Dia Mundial do Gato em Oito Obras Portuguesas

8 de Agosto é um dos três dias em que se celebra o Dia Mundial do Gato, sendo esta a data mais consensual. A mesma foi instaurada em 2002 pelo Fundo Internacional para o Bem-Estar Animal que é uma das maiores instituições de bem-estar e conservação do mundo. A data serve para assinalar a importância e o papel dos gatos de estimação.

As outras duas datas recaem ambas em Fevereiro:
*17 de Fevereiro, conhecida como a “data europeia”, tendo sido escolhida por uma organização italiana de defesa dos animais, com o objectivo de promover a sua adopção e acabar com os maus tratos que sofrem;
*20 de Fevereiro, instaurada em 2001 por ter sido o dia em que Socks, o gato da filha de Bill Clinton, foi eutanasiado devido a um cancro. Socks viveu na Casa Branca durante toda a presidência Clinton, tendo conquistado a atenção do mundo inteiro.

Por aqui, decidi seguir a data mais consensual e por isso hoje, dia 8 de Agosto, apresento-vos oito obras portuguesas onde podemos ver gatos, sejam eles a estrela da composição ou não.

1. Josefa d’Óbidos, Sagrada Família com São João Baptista, Santa Isabel e Anjos, óleo sobre cobre, 1678, Museu e Igreja da Misericórdia do Porto.

Josefa d’Óbidos (1630-1684) mostrou aptidão artística desde muito cedo, numa altura em que tal não era comum, principalmente para uma mulher. Essa parte incomum faz com que tenha sido a única pintora profissional em Portugal no século XVII, sendo que foi o seu estilo que impulsionou o movimento Barroco português. A sua obra é sobretudo feita de naturezas-mortas, embora a pintora também se dedique a temas religiosos.

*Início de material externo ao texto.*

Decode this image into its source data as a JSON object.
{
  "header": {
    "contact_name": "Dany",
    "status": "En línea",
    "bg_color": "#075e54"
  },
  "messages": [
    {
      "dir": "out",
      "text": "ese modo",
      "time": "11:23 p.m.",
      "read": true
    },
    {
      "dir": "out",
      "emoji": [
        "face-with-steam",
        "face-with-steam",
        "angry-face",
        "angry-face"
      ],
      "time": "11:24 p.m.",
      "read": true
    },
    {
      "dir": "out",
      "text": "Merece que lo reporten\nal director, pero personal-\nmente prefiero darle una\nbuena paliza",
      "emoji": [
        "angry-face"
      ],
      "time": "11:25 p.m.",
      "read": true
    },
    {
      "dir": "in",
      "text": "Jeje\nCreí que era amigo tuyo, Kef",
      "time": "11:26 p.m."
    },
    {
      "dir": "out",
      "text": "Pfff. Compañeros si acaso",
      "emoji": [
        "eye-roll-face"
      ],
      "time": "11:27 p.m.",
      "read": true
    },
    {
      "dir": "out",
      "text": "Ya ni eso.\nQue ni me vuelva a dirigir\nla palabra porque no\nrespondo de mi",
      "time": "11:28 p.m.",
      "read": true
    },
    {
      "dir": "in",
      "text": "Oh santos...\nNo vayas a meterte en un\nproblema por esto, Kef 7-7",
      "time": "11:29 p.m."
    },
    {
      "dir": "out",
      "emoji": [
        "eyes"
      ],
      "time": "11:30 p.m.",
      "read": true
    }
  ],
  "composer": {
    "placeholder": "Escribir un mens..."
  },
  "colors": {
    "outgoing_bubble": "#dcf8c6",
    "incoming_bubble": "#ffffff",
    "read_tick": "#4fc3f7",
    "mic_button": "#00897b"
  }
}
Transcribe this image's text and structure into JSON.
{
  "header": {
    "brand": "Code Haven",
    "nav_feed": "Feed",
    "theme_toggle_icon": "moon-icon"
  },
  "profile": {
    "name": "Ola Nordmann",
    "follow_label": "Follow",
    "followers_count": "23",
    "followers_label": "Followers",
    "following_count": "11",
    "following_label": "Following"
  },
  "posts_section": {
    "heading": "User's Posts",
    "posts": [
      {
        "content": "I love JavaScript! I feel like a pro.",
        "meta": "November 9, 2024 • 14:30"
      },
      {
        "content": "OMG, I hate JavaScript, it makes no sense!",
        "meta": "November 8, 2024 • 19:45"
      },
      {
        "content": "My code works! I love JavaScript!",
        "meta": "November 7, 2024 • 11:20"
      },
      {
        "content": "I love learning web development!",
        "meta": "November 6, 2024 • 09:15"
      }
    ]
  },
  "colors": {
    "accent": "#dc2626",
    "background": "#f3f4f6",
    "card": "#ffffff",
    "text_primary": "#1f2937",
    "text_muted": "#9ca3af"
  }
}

Tal é o caso da obra aqui apresentada, concretizada durante o período de maior maturidade da pintora, algo que conseguimos ver pelo detalhe dos pormenores e a atenção que é dada aos tecidos que vestem as personagens. A peça destaca-se peças cores fortes das vestes, mas também por todos os elementos que Josefa d’Óbidos conseguiu incluir numa obra que podemos considerar um miniatura, sendo que mede 32.2cm de altura e 43.1cm de largura. Conseguimos perceber as feições de todas as personagens, incluindo dos anjos que vemos como plano de fundo. A atenção do pormenor permite-nos ainda ver um gato que se refugia nas saias de Maria, perto do berço de Jesus, o local onde a pintora assinou e datou a obra. Faz-nos acreditar que este animal é como que uma protecção da criança, tentando estar sempre presente a assegurar que nada de errado lhe acontece, até porque olha quem observa o quadro de modo furtivo.

2. José Moura Girão, Gato Entre Flores, óleo sobre cartão, 1882, Colecção Telo de Morais, Museu Municipal de Coimbra | Edifício Chiado.

José Moura Girão (1840-1916) pertenceu ao grupo dos Naturalistas lisboetas, tendo sido aluno de Tomás de Anunciação (1821-1879) e Miguel Lupi (1826-1883). A sua obra é especializada em animalismo, pintando sobretudo galináceos, desta forma fugindo ao que nos é tradicional ver em artistas deste estilo.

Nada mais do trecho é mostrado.